In the 1662 Anglican Book of Common Prayer, a sacrament is defined as “an outward and visible sign of an inward and spiritual grace.”
And just like taking part in the sign of circumcision wasn’t equivalent to having the reality to which the sign pointed, it’s just the same with the signs we’ve been given today, baptism and the Lord’s Supper.,
Simply taking part in the sign doesn’t equal having the reality.
Think of the wedding ring again, simply putting on the wedding ring doesn’t somehow make you the recipient of the promises of marriage, does it?
If it did, then those girls you see on TV,, who have their entire wedding planned and booked, they just don’t have a bloke yet, all they’d need to do is slip the ring onto their own finger and bam!, Some slightly shell-shocked groom would appear and they’d be married!
The Lord’s Supper, and baptism, the reason we do them, and why this church, like most churches throughout history will baptise the children of God’s covenant people, is because these signs visibly preach to us the good news of Jesus,
They speak to us of who he is and what he’s done for us.
The Lord’s Supper declares that God has fulfilled his covenant with his people through shed blood and broken body of Jesus.
Baptism preaches visibly to us, that the descendent of Abraham through whom all these promise would be fulfilled, has come. That he, though perfect and obedient, was cut off from the people, taking on himself the penalty for covenant unfaithfulness, and that in his death and resurrection he purchases people for God.

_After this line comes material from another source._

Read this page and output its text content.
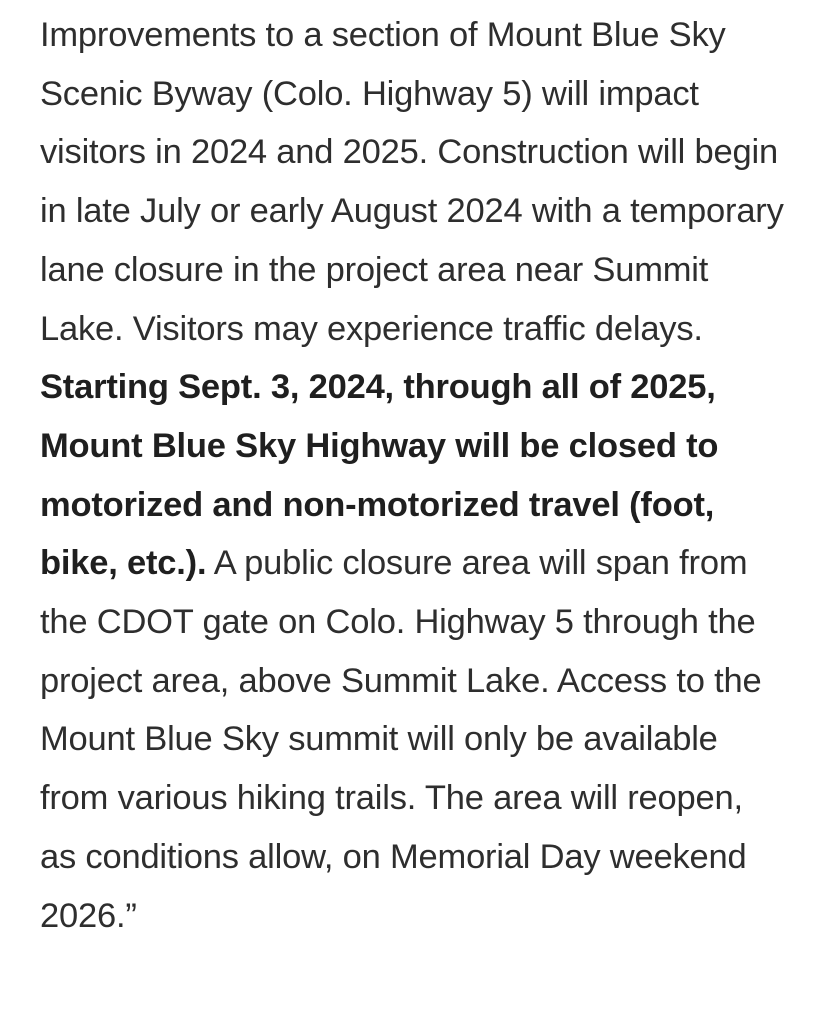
Improvements to a section of Mount Blue Sky Scenic Byway (Colo. Highway 5) will impact visitors in 2024 and 2025. Construction will begin in late July or early August 2024 with a temporary lane closure in the project area near Summit Lake. Visitors may experience traffic delays. Starting Sept. 3, 2024, through all of 2025, Mount Blue Sky Highway will be closed to motorized and non-motorized travel (foot, bike, etc.). A public closure area will span from the CDOT gate on Colo. Highway 5 through the project area, above Summit Lake. Access to the Mount Blue Sky summit will only be available from various hiking trails. The area will reopen, as conditions allow, on Memorial Day weekend 2026.”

The very reason we do these things publicly, not off in a corner somewhere, but in the one time in the week when we gather as God’s people, is because they visibly declare to us the gospel of Jesus.
They preach to us of the promises of God.
Martin Luther was the 16th century church pastor, who kickstarted the Protestant Reformation in Germany, by insisting that the Bible teaches that people come into a right relationship with God only by faith, by trusting in Jesus’ death in our place.
He knew that the devil would try and undermine ,, destroy, Christian people’s faith, and so his advice to others was his advice to himself, when he was in the same situation, “When the devil attacks you, and says you can’t possibly be good enough for God,
That your life excludes you from God”, he would say, “Say, ‘I am baptised.”
And every time I heard that, it always annoyed me a little bit.,
It always sounded to me like his faith was in his baptism, that he didn’t need to fear the devil because someone had got him wet once upon a time.
Why did he have so much faith in his baptism?
But when I read what he actually said, not just the soundbite, I realised he was right all along.
He wasn’t actually saying, the bit of water that got poured on me, or that I got dunked in,, is going to make me good enough to be acceptable to God.
He understood that baptism is a sign, a reminder of God’s promises,
A reminder of what Christ has done,
A reminder that we can be acceptable to God only because of, Jesus.
And so to say “I am baptised”, is to cling, not to the water, but to the promise of God that the water points to!
For Luther to say “I am baptised”, was to throw himself on the promises of God
“I am baptised” is to say “Oh, that’s right, justification is only ever by faith, it doesn’t matter how bad I once was, or that other Christians seem to be so much better than me, of course I have nothing to fear from the devil”
“I am baptised”, is to say my God is El-Shaddai, God Almighty, who is true to his word, and whose promises I can depend on.